OpenClaw-„Presence“ ist eine leichtgewichtige Best-Effort-Ansicht von:
  • dem Gateway selbst und
  • Clients, die mit dem Gateway verbunden sind (mac app, WebChat, CLI usw.)
Presence wird in erster Linie verwendet, um den Tab Instances der macOS-App darzustellen und um Operatoren schnelle Sichtbarkeit zu geben.

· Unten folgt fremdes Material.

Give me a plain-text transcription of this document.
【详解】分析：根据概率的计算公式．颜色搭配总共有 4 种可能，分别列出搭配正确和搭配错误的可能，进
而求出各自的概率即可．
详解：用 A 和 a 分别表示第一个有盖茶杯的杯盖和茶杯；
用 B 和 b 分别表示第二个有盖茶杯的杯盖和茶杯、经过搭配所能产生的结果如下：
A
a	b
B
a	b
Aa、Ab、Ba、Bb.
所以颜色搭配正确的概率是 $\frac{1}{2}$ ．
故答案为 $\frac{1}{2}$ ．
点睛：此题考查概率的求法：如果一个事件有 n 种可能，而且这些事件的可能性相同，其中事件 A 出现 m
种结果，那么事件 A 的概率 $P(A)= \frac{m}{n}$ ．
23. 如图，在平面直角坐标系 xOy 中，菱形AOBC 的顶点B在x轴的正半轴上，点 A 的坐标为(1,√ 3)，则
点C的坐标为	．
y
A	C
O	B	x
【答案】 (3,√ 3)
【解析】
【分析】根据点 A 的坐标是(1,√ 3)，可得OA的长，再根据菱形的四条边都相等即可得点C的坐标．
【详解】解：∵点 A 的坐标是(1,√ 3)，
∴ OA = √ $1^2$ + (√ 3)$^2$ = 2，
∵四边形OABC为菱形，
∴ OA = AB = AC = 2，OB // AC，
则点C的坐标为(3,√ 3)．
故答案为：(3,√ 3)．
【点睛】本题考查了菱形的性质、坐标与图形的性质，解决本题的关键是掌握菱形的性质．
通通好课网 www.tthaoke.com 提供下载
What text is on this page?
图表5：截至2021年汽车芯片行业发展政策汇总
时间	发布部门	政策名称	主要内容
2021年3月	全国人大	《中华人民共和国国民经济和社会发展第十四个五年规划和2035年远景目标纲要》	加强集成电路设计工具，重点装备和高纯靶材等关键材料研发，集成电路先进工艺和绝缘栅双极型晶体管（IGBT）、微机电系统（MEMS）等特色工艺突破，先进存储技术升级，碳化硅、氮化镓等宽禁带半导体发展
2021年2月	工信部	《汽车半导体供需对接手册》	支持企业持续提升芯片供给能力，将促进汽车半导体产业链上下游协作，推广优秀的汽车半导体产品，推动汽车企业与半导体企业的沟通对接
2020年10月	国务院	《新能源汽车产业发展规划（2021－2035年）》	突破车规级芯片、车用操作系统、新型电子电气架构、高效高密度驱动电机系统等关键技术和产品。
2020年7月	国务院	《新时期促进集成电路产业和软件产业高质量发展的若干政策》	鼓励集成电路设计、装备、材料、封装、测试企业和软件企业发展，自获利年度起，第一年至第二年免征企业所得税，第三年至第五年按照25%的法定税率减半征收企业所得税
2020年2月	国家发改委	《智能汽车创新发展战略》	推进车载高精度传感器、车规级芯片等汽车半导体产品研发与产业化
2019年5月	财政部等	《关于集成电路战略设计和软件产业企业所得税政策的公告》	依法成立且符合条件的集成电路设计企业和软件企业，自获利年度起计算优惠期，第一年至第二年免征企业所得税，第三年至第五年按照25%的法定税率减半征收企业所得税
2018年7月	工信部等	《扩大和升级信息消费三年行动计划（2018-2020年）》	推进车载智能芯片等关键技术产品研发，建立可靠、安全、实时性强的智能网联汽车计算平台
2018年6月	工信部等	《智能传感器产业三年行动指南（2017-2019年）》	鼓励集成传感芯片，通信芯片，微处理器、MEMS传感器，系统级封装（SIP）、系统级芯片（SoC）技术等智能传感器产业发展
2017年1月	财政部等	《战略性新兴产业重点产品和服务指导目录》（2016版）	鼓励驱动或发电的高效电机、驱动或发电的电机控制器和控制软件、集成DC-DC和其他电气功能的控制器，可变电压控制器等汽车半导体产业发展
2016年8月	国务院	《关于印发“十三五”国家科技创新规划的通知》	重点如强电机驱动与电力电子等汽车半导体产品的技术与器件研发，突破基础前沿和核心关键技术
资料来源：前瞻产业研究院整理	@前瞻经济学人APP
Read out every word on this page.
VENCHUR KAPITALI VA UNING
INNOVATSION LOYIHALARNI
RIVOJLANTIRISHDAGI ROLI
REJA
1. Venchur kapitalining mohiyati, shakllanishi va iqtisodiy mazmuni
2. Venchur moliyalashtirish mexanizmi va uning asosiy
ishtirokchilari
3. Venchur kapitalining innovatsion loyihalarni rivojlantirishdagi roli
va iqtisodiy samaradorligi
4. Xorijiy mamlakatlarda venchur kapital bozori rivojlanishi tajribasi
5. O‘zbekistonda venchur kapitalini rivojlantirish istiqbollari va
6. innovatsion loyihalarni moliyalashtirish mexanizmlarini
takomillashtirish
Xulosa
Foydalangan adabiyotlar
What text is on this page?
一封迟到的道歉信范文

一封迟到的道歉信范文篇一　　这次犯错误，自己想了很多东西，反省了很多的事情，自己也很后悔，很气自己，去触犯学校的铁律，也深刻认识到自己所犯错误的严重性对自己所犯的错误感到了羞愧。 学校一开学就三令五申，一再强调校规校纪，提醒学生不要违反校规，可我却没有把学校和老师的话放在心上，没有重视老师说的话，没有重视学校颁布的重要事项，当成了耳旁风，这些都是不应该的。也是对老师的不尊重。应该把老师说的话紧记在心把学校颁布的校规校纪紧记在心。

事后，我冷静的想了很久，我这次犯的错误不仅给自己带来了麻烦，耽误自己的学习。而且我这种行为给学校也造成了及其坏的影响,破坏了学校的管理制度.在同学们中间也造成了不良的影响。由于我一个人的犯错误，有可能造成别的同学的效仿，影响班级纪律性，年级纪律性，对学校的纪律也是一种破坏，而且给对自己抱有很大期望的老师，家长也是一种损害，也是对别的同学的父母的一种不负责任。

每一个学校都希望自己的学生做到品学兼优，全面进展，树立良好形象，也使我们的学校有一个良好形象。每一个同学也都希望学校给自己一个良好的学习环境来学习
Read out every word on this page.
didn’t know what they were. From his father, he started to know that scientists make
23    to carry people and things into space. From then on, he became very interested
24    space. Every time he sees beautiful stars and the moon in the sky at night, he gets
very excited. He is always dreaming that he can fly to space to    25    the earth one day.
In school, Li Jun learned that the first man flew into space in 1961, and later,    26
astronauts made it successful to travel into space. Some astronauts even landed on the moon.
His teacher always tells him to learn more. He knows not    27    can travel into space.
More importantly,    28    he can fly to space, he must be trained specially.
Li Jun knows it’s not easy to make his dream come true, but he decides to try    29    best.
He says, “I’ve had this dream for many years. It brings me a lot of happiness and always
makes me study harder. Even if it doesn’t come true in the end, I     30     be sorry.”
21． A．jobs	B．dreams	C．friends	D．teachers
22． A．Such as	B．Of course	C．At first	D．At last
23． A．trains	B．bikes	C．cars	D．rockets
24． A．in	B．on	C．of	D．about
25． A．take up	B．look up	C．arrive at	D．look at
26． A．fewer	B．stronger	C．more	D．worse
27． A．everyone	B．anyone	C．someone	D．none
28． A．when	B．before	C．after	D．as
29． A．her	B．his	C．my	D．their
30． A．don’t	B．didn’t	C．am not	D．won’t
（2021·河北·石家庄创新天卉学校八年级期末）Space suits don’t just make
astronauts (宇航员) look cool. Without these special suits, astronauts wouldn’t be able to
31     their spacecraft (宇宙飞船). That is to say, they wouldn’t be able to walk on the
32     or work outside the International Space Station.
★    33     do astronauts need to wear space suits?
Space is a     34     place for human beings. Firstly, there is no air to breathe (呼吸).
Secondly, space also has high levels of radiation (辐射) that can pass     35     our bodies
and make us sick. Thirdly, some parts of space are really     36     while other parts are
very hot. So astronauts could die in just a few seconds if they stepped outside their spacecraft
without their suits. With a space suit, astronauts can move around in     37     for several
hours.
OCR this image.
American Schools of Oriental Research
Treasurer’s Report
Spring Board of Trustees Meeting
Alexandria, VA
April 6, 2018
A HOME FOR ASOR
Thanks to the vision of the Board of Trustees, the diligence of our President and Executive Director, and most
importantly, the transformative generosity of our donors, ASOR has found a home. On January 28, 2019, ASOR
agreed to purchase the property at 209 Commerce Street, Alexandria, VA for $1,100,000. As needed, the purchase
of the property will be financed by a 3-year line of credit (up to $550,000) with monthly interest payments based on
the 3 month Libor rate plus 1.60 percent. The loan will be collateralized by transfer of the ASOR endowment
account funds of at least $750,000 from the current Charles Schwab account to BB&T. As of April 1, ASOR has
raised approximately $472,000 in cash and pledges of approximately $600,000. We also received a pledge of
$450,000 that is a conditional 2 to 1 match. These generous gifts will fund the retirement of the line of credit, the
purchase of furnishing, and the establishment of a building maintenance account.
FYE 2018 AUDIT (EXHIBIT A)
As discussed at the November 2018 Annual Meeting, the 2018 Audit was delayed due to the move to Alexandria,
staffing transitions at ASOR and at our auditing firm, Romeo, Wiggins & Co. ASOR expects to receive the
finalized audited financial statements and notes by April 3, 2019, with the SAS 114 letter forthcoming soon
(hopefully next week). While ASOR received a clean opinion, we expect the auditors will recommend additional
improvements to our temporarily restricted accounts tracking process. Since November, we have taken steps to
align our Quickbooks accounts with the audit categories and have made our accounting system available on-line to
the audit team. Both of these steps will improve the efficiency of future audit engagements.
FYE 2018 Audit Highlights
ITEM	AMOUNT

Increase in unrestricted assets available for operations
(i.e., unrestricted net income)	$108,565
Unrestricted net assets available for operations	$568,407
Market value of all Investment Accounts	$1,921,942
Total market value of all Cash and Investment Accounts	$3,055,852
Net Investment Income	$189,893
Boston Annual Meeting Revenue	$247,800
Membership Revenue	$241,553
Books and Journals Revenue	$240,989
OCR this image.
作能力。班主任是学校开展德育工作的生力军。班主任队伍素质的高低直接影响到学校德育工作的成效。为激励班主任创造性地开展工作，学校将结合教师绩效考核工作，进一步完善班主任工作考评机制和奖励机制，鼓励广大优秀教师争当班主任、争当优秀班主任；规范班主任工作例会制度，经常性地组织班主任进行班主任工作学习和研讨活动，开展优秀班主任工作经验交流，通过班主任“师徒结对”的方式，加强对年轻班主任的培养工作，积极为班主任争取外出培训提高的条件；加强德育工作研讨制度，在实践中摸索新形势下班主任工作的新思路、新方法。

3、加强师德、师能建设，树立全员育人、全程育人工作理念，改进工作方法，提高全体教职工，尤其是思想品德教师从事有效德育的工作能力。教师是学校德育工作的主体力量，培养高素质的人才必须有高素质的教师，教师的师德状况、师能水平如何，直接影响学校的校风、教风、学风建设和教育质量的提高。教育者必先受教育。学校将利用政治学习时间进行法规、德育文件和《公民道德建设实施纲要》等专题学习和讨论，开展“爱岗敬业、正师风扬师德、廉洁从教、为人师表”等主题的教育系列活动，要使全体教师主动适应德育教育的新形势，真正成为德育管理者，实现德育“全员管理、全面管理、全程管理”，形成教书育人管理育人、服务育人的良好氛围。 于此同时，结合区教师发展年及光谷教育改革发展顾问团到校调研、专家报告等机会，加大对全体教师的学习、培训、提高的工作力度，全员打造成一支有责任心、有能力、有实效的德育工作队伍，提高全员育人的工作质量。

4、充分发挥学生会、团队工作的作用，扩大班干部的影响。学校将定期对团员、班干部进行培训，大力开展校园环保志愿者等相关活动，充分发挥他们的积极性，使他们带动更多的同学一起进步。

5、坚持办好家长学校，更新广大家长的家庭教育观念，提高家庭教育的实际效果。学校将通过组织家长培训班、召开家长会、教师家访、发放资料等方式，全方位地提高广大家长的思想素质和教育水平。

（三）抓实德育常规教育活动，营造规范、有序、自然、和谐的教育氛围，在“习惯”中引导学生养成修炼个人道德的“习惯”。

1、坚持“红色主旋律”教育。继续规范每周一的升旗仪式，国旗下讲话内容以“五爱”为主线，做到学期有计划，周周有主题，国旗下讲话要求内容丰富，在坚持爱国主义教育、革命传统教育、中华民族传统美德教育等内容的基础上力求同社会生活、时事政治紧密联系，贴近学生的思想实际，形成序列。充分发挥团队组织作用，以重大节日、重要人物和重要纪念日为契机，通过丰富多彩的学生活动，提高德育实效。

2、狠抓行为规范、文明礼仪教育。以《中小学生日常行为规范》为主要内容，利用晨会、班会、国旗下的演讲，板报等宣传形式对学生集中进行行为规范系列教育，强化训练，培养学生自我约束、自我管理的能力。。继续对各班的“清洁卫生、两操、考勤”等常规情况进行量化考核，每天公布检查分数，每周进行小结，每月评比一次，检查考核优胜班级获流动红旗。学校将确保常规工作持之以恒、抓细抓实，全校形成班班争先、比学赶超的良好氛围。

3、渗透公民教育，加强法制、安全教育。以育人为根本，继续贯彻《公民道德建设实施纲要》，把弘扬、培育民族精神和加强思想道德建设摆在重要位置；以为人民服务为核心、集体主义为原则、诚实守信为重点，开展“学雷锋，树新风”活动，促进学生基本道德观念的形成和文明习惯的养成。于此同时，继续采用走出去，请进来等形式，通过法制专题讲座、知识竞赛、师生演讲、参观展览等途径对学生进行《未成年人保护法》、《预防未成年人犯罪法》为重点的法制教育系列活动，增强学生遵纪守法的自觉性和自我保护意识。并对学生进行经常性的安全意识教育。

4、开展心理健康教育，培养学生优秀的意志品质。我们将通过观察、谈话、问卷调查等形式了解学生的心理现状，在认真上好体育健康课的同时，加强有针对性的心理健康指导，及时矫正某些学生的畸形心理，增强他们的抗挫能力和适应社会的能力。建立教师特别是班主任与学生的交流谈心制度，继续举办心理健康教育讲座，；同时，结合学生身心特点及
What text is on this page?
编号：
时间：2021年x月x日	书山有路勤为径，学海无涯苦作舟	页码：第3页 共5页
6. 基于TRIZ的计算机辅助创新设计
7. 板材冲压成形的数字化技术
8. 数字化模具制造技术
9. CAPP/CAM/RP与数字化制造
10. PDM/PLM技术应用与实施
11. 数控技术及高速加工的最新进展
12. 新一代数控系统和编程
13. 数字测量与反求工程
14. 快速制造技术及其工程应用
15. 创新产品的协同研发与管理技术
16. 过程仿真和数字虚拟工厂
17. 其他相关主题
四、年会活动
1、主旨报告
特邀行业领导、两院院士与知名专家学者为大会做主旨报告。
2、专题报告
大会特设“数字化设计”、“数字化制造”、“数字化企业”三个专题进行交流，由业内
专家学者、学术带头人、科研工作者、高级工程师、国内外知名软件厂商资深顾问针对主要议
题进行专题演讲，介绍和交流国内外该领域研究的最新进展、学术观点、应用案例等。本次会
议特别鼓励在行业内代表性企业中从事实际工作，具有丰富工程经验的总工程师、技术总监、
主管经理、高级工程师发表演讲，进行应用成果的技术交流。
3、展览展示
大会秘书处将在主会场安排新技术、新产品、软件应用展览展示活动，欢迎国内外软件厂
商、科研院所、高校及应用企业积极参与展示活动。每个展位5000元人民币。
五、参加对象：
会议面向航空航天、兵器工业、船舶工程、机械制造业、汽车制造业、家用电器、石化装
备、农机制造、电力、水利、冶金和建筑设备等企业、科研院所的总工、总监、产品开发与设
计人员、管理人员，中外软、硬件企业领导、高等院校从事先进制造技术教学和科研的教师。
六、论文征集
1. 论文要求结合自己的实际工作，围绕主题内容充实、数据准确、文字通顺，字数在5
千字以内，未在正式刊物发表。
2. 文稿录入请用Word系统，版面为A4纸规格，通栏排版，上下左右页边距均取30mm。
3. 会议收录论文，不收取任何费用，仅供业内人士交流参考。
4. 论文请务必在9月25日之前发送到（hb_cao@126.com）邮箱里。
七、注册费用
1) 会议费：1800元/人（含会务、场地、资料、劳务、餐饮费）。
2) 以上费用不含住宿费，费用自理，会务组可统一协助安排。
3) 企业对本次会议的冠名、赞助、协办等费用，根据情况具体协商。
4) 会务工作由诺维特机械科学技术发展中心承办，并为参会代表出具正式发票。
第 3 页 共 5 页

Presence-Felder (was angezeigt wird)

Presence-Einträge sind strukturierte Objekte mit Feldern wie:
  • instanceId (optional, aber dringend empfohlen): stabile Client-Identität (normalerweise connect.client.instanceId)
  • host: benutzerfreundlicher Hostname
  • ip: Best-Effort-IP-Adresse
  • version: Versionszeichenfolge des Clients
  • deviceFamily / modelIdentifier: Hardware-Hinweise
  • mode: ui, webchat, cli, backend, probe, test, node, …
  • lastInputSeconds: „Sekunden seit der letzten Benutzereingabe“ (falls bekannt)
  • reason: self, connect, node-connected, periodic, …
  • ts: Zeitstempel der letzten Aktualisierung (ms seit der Unix-Epoche)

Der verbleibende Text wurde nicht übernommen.